The four ‘must haves’ in any Public Affairs plan: #2 Issue scenario-building
As many Public Affairs professionals will know, the PA department can have many different tasks to handle, some which may not even be core for a PA function. This depends of course on the organization, the raison d’être for the PA function and how many people will be working to execute the tasks. However, every good PA department starts with a plan - and in this extract from his book “The Public Affairs Engine” Ulobby CEO Anders Kopp Jensen gives his two cents on the four essential parts of such a PA-plan, continuing with step number 2:
So now you know your issues, the stakeholders and their position and you have identified the drivers in the public agenda. But an important next step is of course to identify the different scenarios on your particular issues. Most companies in the survey had between 4-8 issues (median of 5), but everyone should know that you will not succeed in the way you desire on all issues. The most likely outcome – like many things in life – is that you compromise or seek out the minimum acceptable solution in the political environment you are facing. Thus, the experienced PA professionals know that politics require pragmatism and a “best possible solution” approach.

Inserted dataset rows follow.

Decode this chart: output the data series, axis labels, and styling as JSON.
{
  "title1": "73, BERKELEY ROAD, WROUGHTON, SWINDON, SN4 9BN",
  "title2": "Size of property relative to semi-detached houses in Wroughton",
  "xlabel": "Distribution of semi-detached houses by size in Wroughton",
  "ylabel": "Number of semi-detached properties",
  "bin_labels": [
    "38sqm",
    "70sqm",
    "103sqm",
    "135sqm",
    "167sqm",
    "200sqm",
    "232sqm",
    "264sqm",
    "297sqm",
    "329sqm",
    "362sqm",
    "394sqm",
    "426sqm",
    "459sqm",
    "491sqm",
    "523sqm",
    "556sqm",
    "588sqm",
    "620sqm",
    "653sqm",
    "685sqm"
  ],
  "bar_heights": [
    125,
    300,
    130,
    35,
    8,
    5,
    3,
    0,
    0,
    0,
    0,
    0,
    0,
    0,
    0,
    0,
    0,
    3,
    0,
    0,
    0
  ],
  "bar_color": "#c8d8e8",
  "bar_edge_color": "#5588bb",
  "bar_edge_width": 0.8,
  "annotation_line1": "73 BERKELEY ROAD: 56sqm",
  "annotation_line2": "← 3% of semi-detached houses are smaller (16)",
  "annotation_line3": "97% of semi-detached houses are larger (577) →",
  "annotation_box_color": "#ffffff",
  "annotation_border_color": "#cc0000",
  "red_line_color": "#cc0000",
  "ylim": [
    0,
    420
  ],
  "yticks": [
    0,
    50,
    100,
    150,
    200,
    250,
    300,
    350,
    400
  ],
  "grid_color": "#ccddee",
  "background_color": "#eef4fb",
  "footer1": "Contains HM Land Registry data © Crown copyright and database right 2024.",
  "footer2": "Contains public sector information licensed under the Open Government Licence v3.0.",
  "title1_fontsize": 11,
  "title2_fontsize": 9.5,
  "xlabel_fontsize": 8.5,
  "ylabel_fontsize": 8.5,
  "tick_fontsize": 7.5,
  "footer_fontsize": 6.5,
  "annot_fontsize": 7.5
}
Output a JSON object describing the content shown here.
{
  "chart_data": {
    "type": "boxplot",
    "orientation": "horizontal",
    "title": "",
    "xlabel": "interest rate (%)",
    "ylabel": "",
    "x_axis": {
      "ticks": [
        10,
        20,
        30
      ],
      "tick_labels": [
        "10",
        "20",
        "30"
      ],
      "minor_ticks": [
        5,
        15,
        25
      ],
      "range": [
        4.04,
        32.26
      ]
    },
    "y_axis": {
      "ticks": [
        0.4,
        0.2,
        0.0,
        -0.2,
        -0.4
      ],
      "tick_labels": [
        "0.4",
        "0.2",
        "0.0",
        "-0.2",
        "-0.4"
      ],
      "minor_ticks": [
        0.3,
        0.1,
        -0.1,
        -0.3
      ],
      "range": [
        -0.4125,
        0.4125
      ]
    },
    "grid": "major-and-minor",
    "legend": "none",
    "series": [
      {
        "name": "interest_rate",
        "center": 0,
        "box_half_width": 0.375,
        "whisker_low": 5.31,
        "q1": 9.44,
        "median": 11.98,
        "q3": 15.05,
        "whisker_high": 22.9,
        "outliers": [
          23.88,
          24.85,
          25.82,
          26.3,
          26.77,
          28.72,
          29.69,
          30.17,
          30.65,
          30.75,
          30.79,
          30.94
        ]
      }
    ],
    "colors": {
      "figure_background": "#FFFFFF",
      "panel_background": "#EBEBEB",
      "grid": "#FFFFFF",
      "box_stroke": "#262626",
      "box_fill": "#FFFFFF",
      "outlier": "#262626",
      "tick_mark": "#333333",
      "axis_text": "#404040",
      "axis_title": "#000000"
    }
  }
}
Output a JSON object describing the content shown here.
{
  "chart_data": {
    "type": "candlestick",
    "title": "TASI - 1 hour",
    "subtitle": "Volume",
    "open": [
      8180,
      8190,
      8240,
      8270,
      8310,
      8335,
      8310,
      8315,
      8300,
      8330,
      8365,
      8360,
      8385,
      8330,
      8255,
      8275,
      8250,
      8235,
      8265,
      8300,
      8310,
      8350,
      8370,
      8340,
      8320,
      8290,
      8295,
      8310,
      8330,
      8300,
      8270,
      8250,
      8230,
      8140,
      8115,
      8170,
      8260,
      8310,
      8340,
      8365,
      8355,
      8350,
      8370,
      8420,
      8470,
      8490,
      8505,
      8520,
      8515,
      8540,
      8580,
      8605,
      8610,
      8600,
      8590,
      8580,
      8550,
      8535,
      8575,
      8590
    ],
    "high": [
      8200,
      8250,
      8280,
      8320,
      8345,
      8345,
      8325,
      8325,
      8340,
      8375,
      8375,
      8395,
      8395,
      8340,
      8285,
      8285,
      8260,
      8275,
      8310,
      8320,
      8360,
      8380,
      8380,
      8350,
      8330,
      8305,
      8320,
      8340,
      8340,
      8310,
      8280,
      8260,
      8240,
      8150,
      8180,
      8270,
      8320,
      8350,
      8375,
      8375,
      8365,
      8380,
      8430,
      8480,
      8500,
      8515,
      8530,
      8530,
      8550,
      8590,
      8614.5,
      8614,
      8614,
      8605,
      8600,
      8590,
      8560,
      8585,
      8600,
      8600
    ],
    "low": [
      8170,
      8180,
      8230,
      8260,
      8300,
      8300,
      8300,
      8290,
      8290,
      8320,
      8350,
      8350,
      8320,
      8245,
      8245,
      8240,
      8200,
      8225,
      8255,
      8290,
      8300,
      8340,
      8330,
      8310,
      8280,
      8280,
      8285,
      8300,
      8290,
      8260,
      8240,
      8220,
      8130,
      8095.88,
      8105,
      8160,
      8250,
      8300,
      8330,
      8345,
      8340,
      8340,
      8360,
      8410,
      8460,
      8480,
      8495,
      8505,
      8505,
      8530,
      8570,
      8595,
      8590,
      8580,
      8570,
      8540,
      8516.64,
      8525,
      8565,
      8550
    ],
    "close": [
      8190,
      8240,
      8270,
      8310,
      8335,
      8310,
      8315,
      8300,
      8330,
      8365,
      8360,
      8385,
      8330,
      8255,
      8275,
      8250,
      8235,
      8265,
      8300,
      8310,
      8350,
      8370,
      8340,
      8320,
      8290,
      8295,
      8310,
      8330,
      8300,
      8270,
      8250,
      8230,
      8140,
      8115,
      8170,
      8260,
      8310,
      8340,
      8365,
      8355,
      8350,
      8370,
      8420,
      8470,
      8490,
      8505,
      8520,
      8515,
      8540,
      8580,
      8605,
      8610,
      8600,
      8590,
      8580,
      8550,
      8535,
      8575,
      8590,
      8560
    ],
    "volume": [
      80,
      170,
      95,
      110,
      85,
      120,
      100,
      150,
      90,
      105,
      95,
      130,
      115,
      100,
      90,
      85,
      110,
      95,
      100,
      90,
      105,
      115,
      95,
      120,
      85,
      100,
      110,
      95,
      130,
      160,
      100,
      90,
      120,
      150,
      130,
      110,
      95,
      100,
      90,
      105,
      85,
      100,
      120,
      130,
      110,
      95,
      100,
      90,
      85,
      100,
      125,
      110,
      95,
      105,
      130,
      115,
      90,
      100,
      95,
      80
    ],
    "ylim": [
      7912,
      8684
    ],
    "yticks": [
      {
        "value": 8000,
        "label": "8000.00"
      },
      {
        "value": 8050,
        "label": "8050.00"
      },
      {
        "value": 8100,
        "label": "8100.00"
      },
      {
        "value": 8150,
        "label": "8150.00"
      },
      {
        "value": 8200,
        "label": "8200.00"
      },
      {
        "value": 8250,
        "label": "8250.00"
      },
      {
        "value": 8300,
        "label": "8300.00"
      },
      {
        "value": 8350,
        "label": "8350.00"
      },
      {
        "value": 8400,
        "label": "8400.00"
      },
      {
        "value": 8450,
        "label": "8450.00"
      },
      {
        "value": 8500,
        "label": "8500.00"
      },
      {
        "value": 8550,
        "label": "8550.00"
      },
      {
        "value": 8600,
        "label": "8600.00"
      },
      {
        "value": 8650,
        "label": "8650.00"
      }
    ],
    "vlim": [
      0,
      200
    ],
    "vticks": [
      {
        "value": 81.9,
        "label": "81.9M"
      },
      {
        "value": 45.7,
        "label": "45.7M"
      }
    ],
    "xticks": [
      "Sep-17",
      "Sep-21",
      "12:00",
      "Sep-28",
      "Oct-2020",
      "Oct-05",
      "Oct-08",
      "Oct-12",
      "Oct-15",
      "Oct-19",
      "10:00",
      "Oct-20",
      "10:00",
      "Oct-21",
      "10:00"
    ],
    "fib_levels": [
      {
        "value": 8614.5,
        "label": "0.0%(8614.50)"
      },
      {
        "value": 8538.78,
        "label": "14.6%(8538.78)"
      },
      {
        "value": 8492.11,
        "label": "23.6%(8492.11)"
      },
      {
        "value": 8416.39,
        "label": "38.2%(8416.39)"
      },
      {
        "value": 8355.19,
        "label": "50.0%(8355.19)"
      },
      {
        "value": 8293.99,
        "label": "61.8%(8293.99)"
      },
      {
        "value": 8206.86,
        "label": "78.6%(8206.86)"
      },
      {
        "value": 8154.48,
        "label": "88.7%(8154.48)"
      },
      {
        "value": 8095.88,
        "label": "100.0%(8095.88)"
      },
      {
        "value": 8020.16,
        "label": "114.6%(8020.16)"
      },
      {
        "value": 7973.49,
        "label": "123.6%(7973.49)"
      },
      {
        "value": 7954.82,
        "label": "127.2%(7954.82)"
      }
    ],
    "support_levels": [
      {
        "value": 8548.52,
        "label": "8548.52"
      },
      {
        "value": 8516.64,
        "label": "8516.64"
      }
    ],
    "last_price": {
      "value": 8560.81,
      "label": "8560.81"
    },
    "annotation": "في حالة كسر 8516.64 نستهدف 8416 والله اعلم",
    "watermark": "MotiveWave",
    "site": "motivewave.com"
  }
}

Before PA professionals begin to reach out, assess and describe the following template.
Experienced PA professionals approach this by defining each step and also the barriers and enablers between them. Much depends on how the legislative process proceeds and how you can stimulate (push or slow/break) the progress.
This is important for two reasons: 1) this creates an overview and makes it actionable, and 2) it also functions as an expectation management step internally to make sure the PA efforts are not only measured in a binary dichotomy between best case or not.
In the plan, the PA professional must describe the different issue scenarios and also how to handle smaller changes in the political environment as well as larger incidents such as elections. As William Oberman (2017) stresses, this should also include reflections regarding at what level the issues are based. In other words the “venue”, as in local, state, national or supranational, and “branch”, as in legislative, executive, judicial, as well as the specific “unit”, as in committee, agency, etc., of government in which public policy is formulated or acted upon. Remember to draw a distinction between horizontal (venues at same level of government) and vertical focus areas (multiple possible levels). There are differences and you want to make sure that you “attack” the right level and don’t waste your time!